Coupled FEM-BEM Approach for Axisymetrical Heat Transfer Problems

This work deals with a stationary axisymmetrical heat transfer problem in a combined domain. This domain consists of half-space joined with a bounded cylinder. An important feature of the problem is the possible flux singularity along the edge points of the transmission surface. Domain decomposition is used to separate the subdomains. The solution for an auxiliary mixed boundary value problem in the half space is found analytically by means of Hankel integral transform. This allows us to reduce the main problem in the infinite domain to another problem defined in the bounded subdomain. In turn, the new problem contains a nonlocal boundary conditions along the transmission surface. These conditions incorporate all basic information about the infinite sub-domain (material properties, internal sources etc.). The problem is solved then by means of the Finite Element Method. In fact it might be considered as a coupled FEM-BEM approach. We use standard MATLAB PDE toolbox for the FEM analysis.

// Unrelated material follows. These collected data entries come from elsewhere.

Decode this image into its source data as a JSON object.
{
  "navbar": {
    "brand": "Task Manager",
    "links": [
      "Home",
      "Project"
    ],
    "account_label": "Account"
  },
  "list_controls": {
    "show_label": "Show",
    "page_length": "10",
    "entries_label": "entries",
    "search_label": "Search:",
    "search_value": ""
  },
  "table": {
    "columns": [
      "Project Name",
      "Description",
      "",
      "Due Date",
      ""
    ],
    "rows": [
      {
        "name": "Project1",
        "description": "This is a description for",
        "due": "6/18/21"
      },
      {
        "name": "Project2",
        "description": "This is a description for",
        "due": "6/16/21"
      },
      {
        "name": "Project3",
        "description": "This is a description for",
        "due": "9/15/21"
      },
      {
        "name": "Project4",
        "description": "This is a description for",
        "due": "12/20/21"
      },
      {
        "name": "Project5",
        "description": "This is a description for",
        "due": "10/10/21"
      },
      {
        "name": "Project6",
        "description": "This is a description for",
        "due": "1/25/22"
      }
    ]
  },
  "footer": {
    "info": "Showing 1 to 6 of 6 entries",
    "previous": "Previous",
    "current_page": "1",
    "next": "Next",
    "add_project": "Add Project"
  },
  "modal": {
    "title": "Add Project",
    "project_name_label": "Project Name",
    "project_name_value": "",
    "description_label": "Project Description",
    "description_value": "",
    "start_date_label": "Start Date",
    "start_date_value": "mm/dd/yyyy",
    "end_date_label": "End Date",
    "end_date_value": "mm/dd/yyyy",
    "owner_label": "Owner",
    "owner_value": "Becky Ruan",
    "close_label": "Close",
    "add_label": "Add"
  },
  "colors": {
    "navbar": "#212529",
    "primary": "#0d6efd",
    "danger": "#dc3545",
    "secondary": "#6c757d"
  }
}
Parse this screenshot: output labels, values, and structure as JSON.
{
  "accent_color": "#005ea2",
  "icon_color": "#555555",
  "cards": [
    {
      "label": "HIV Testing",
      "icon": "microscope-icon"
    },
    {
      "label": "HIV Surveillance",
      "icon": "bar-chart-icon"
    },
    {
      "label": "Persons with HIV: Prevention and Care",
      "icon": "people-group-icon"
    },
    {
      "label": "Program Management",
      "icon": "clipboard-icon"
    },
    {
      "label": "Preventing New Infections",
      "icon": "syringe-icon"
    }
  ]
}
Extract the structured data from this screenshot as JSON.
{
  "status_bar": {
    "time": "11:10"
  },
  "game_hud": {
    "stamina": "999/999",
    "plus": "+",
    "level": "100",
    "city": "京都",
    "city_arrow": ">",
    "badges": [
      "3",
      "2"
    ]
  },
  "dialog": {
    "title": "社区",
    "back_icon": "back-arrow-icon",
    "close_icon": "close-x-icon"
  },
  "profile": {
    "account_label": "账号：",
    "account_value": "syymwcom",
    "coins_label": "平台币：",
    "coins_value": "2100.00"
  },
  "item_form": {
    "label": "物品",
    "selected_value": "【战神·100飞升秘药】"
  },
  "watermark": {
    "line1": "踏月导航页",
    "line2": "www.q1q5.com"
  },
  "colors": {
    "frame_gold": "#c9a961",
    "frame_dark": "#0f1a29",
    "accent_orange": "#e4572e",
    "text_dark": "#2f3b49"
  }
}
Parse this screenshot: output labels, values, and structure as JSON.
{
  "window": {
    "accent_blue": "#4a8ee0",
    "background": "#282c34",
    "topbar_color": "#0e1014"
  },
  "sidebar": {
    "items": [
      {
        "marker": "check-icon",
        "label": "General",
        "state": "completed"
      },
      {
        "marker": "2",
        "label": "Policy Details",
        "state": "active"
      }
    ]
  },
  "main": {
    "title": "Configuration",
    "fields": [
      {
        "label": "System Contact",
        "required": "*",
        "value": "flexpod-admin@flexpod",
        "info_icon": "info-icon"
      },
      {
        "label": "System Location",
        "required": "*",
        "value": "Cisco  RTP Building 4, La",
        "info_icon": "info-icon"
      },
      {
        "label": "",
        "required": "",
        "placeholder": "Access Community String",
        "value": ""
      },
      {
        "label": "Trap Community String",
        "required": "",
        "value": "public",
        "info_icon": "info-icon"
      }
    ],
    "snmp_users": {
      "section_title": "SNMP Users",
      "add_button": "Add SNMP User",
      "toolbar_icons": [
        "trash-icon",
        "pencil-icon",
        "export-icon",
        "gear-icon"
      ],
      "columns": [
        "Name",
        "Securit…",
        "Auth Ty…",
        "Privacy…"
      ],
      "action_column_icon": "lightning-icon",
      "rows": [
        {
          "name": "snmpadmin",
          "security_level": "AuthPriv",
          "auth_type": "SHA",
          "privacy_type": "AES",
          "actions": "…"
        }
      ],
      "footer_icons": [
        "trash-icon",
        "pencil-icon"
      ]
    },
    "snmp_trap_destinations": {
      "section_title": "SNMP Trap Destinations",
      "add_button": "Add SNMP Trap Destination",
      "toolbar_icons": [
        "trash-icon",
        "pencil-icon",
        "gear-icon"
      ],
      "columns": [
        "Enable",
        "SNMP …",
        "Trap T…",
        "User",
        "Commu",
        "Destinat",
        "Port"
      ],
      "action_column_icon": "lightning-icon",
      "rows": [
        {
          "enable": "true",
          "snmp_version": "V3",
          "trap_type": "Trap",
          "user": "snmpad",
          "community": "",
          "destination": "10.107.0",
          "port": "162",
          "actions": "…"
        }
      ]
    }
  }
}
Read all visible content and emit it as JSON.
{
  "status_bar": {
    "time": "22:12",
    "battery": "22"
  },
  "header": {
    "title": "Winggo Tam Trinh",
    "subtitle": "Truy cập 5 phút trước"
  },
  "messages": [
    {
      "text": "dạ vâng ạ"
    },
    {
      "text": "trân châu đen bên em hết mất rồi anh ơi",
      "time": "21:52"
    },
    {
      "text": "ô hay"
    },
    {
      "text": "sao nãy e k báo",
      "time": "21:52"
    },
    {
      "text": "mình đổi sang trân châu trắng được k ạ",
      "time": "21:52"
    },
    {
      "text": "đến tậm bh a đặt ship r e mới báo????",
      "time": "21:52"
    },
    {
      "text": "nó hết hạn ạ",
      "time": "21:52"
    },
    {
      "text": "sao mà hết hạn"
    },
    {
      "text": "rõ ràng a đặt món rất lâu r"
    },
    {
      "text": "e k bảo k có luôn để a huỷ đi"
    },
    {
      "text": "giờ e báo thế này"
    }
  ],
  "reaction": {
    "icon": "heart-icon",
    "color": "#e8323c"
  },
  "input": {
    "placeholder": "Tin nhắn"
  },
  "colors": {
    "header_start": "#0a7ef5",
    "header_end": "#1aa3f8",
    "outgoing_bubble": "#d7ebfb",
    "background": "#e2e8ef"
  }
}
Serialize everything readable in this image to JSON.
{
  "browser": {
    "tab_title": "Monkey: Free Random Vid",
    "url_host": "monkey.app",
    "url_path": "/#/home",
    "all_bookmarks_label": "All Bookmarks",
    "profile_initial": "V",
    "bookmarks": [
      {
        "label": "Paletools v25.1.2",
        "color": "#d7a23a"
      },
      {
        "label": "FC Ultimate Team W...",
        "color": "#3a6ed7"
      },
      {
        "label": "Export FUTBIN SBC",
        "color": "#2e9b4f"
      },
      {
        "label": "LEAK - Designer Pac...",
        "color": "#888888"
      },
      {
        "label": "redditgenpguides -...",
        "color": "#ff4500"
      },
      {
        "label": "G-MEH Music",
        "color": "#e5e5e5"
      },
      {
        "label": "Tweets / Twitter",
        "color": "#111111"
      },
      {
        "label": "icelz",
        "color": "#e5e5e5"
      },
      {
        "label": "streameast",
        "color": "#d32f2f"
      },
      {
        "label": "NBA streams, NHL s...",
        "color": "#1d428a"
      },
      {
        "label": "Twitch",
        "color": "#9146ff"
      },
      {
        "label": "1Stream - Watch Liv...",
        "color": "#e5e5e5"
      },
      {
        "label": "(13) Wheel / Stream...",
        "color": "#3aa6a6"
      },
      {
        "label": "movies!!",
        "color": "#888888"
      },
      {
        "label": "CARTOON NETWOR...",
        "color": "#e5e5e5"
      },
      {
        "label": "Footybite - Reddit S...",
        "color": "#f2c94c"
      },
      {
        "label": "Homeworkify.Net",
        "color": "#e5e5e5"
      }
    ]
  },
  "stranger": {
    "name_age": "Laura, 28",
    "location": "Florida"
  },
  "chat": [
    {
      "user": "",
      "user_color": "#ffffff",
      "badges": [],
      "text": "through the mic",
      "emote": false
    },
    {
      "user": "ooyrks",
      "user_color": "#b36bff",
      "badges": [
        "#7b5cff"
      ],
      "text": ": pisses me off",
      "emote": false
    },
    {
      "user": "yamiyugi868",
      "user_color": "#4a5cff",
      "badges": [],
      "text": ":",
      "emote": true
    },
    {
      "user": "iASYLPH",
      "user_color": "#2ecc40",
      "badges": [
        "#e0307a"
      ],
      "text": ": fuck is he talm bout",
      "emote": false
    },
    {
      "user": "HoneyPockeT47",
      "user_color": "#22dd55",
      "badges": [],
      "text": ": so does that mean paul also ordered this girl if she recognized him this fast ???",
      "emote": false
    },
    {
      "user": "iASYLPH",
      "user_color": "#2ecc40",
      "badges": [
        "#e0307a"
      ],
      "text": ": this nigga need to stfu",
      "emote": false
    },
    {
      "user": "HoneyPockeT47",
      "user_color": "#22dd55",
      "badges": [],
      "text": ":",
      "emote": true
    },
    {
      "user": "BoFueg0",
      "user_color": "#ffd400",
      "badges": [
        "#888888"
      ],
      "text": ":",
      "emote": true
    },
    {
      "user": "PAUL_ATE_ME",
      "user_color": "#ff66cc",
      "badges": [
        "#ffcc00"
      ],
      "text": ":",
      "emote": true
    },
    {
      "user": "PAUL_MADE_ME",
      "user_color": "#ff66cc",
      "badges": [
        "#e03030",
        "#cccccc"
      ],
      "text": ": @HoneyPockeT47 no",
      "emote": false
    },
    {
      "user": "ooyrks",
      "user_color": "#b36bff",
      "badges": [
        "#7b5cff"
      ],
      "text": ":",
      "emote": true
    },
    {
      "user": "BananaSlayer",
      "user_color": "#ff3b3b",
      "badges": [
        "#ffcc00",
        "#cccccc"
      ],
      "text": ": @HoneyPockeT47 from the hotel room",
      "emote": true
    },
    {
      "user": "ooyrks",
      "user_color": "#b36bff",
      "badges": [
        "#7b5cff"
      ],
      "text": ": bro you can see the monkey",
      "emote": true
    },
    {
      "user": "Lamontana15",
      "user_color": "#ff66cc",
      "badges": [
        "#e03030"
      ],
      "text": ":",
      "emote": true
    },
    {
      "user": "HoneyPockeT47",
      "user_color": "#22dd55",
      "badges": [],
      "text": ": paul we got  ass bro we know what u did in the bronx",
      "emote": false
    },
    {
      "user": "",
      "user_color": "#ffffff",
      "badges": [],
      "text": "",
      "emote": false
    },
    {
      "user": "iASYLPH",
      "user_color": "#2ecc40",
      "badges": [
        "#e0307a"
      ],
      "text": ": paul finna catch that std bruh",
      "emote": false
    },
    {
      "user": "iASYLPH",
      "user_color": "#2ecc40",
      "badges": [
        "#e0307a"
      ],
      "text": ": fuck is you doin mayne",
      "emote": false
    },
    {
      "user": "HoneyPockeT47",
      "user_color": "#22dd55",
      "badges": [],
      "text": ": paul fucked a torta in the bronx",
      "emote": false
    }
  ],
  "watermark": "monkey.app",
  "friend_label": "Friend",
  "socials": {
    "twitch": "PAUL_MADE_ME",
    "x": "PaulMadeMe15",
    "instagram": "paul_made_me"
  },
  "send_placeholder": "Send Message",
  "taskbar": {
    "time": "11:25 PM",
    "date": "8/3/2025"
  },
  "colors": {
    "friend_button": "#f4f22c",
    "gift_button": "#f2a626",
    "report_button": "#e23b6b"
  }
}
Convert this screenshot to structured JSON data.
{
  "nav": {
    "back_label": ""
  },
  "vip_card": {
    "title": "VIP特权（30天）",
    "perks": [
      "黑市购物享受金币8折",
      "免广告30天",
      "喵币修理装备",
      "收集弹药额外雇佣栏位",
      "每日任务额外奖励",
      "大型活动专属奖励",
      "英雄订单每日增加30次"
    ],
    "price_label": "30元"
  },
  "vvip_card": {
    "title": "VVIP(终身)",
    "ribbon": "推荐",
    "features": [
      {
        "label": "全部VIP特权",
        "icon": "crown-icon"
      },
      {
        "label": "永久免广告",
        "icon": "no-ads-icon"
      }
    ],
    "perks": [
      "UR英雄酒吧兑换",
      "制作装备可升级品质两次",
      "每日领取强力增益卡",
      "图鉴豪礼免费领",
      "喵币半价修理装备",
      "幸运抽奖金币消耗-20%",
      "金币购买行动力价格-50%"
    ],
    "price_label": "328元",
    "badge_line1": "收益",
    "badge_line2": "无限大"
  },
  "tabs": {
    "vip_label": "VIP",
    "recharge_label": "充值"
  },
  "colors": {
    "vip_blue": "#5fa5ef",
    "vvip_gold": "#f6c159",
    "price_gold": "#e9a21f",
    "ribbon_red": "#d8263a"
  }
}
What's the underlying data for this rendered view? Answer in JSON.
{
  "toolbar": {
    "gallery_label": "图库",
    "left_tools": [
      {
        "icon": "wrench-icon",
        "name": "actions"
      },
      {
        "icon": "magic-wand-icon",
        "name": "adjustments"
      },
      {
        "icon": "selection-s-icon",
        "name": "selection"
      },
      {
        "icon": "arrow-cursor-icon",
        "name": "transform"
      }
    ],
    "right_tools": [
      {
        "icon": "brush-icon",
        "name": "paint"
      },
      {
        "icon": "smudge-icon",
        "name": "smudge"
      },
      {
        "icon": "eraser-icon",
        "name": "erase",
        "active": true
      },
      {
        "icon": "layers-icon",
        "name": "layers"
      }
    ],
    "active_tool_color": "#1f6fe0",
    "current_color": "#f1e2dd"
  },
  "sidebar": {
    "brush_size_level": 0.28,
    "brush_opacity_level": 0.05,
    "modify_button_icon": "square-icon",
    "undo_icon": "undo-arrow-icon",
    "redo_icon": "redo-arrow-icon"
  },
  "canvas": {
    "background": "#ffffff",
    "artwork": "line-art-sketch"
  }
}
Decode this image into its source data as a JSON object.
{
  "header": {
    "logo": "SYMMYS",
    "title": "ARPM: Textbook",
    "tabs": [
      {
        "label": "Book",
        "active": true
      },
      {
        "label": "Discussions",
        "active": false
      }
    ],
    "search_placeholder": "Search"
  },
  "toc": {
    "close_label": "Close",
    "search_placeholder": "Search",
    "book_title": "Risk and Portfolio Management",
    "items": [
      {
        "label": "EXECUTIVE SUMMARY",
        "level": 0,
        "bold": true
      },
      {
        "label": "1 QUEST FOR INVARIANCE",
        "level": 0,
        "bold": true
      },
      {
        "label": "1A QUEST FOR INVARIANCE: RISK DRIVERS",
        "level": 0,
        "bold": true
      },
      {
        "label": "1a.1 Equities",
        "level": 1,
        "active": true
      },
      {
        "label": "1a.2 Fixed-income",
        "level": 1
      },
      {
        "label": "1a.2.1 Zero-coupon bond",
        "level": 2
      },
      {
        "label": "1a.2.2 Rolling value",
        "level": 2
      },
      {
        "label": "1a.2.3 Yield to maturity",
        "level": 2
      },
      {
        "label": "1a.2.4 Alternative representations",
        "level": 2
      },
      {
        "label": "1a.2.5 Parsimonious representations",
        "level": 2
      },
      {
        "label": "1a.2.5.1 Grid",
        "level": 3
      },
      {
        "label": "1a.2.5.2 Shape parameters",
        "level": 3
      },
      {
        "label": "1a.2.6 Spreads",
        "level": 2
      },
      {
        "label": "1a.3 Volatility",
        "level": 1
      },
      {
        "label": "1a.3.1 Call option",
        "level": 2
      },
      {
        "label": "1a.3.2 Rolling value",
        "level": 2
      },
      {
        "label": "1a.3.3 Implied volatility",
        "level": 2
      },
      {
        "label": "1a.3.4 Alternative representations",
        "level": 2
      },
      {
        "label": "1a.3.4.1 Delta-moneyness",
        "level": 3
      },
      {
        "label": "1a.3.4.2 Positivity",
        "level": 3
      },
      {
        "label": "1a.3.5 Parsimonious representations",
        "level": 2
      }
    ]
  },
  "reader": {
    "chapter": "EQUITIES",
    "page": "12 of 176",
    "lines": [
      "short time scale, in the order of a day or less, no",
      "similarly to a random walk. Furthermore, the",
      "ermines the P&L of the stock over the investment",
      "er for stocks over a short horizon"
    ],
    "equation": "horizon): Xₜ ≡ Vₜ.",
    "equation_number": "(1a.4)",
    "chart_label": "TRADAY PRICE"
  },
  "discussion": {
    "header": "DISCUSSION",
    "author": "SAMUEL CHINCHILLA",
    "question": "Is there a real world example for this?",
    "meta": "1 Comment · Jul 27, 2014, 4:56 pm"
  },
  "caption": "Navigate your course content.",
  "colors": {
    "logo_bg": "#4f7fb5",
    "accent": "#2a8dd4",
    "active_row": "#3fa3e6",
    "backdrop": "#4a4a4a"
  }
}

As it is not possible for this package to introduce directly a non-classical boundary condition, we construct an appropriate iterative procedure and show the fast convergence of the main problem solution. The possible solution singularity is taken into account and the corresponding intensity coefficient of the heat flux is computed with a high accuracy. Numerical examples dealing with heat transfer between closed reservoir (filled with some substance) and the infinite foundation are discussed.